Last week, a Muslim man in Kasur, Pakistan was arrested under blasphemy charges after he was discovered setting fire to copies of the Bible and other hymn books. Now, there is controversy between Kasur’s Christian community and the local police regarding whether the accused suffers from a mental illness. According to the Christians, the accused is sound of mind and must be punished according to the law. According to police, the accused is mentally ill and thus cannot be held responsible. Regardless, Pakistan’s blasphemy laws continue to be a source of much of the Christian community’s persecution. They are often abused to settle scores, for personal gain, or to incite religious hatred. Isn’t it time for Pakistanis of all faiths to come together at start promoting an atmosphere of religious tolerance where incidents like this can be dealt with in a peaceful and just manner?
1/11/2016 Pakistan (Asia News) – A young Muslim man of 26 years was arrested for setting fire to copies of the Bible and to books containing sacred hymns.
The incident occurred on Wednesday afternoon, at the Victory Church in Kasur, a city of nearly 250,000 people about 60 km from Lahore, in Pakistan’s Punjab province.
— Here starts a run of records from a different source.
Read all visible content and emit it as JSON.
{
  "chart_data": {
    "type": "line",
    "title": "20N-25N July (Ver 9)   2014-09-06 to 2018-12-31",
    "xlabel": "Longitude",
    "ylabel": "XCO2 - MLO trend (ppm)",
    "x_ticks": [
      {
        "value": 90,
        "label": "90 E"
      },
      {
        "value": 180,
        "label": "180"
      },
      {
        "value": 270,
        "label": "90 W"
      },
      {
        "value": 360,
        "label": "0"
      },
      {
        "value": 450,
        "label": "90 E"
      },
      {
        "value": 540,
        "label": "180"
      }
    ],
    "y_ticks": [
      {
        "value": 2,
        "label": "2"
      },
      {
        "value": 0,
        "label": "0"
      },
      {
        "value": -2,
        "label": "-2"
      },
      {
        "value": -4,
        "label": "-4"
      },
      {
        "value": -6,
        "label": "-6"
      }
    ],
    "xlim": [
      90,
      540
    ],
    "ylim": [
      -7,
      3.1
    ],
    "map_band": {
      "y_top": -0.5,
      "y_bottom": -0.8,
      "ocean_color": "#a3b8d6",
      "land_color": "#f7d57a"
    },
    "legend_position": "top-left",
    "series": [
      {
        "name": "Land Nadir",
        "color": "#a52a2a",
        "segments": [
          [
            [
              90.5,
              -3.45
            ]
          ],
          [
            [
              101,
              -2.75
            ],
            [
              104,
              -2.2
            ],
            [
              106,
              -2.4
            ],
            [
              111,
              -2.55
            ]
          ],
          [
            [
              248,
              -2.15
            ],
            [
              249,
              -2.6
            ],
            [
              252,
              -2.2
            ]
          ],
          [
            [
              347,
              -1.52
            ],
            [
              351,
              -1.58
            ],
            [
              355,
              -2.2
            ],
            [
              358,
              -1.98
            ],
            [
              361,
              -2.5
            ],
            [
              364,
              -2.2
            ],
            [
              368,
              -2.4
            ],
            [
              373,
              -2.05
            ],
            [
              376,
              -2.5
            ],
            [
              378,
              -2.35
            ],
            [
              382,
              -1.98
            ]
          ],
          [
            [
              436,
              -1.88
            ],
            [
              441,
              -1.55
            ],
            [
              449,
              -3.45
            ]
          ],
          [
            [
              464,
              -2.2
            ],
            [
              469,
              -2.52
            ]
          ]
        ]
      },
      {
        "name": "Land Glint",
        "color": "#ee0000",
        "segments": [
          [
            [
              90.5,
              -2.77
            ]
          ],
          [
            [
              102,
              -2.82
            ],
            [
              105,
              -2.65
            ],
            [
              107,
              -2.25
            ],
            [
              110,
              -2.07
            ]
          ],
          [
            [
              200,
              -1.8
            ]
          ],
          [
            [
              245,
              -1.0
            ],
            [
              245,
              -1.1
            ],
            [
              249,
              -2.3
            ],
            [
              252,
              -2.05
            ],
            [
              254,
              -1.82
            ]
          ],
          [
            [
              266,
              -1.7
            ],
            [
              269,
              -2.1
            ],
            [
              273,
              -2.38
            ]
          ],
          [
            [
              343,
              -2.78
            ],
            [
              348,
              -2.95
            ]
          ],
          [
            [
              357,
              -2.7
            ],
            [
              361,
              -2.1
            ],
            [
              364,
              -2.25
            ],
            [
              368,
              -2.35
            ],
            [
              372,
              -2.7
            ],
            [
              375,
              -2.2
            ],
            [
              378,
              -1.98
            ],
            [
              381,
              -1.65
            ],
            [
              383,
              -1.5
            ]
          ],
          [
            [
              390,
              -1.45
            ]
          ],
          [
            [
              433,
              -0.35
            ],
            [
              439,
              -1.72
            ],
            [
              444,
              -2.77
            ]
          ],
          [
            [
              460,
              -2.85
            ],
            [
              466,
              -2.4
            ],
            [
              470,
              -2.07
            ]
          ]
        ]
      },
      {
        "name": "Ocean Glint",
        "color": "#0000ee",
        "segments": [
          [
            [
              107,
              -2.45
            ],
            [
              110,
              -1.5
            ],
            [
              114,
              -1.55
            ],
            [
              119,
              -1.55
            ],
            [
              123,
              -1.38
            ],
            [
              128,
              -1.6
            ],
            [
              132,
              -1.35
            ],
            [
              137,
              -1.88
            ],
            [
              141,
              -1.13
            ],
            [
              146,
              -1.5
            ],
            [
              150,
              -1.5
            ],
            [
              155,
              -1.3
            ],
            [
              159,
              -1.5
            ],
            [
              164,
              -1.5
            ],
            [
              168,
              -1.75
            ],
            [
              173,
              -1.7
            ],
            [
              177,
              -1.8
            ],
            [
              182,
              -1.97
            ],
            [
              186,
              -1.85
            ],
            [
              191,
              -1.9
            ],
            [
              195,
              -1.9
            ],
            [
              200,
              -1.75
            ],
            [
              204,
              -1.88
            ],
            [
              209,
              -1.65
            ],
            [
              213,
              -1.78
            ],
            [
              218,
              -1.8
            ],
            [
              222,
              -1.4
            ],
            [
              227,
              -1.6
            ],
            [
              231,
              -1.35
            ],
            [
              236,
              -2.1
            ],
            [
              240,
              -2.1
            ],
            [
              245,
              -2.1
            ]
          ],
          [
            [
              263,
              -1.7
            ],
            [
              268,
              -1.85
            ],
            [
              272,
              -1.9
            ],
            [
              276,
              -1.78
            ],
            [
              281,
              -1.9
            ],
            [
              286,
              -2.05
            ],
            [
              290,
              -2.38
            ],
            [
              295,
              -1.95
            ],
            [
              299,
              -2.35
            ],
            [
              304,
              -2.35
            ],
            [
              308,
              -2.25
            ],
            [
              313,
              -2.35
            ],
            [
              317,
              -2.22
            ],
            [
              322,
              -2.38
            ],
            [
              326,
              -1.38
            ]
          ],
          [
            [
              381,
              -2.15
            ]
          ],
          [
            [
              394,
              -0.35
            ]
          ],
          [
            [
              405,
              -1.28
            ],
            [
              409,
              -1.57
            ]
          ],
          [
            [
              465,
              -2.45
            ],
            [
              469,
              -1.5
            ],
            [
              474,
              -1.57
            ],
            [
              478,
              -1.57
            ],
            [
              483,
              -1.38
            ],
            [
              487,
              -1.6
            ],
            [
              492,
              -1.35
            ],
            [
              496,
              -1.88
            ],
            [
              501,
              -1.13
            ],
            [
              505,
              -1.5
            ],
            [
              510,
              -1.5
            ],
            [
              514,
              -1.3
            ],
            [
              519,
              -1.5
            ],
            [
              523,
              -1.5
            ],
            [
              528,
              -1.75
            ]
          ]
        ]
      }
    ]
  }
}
In November 2014, the area was the scene of a brutal attack on a young Christian couple, parents of four children, who were stoned to death and then burnt alive by an angry mob, incited by an imam after allegations of blasphemy were made against the victims.
According to police, the arsonist, Akba Azhar, suffers from mental problems and therefore cannot be held liable for his actions. Local Christians conversely believe that he is of sound mind and has the capacity to think, reason, and understand for himself.
Two days ago, the day of Epiphany, a group of Christians went to church to pray and saw a young man next to the remains of burnt Bibles and other holy books.
Realizing that he had been discovered, Azhar Akba, originally from Sialkot, tried to flee but was surrounded by several men and brought back into the building.
The Christian worshippers called police, who arrived at the scene and took the young man into custody. Some children recognized him because, the night before the arson, he had played with them in the courtyard adjacent to the church.
Christians filed their complaint in accordance with the blasphemy rule against burning of sacred texts.
Police began their investigation, but said little about the evidence, if any, they collected or possible charges until they decided to drop the case saying that the young man appears to suffer from mental problems, and thus cannot be.
Many local Christians disagree, noting that the young man was of sound mind and fully capable to thinking, reasoning, and understanding for himself when he decided to burn the sacred texts.
Speaking to AsiaNews, Rojar Noor Alam, a Pakistani human rights activist, condemned the Bible burning, saying that the culprit should be pursued as required by law.
Religious leaders, he added, “must play a leading role in maintaining harmony and avoiding sectarian events of this kind.”
For Aila Gill, coordinator of the National Commission for Justice and Peace of the Church of Pakistan (NCJP), the incident is the result of the prevailing climate of intolerance.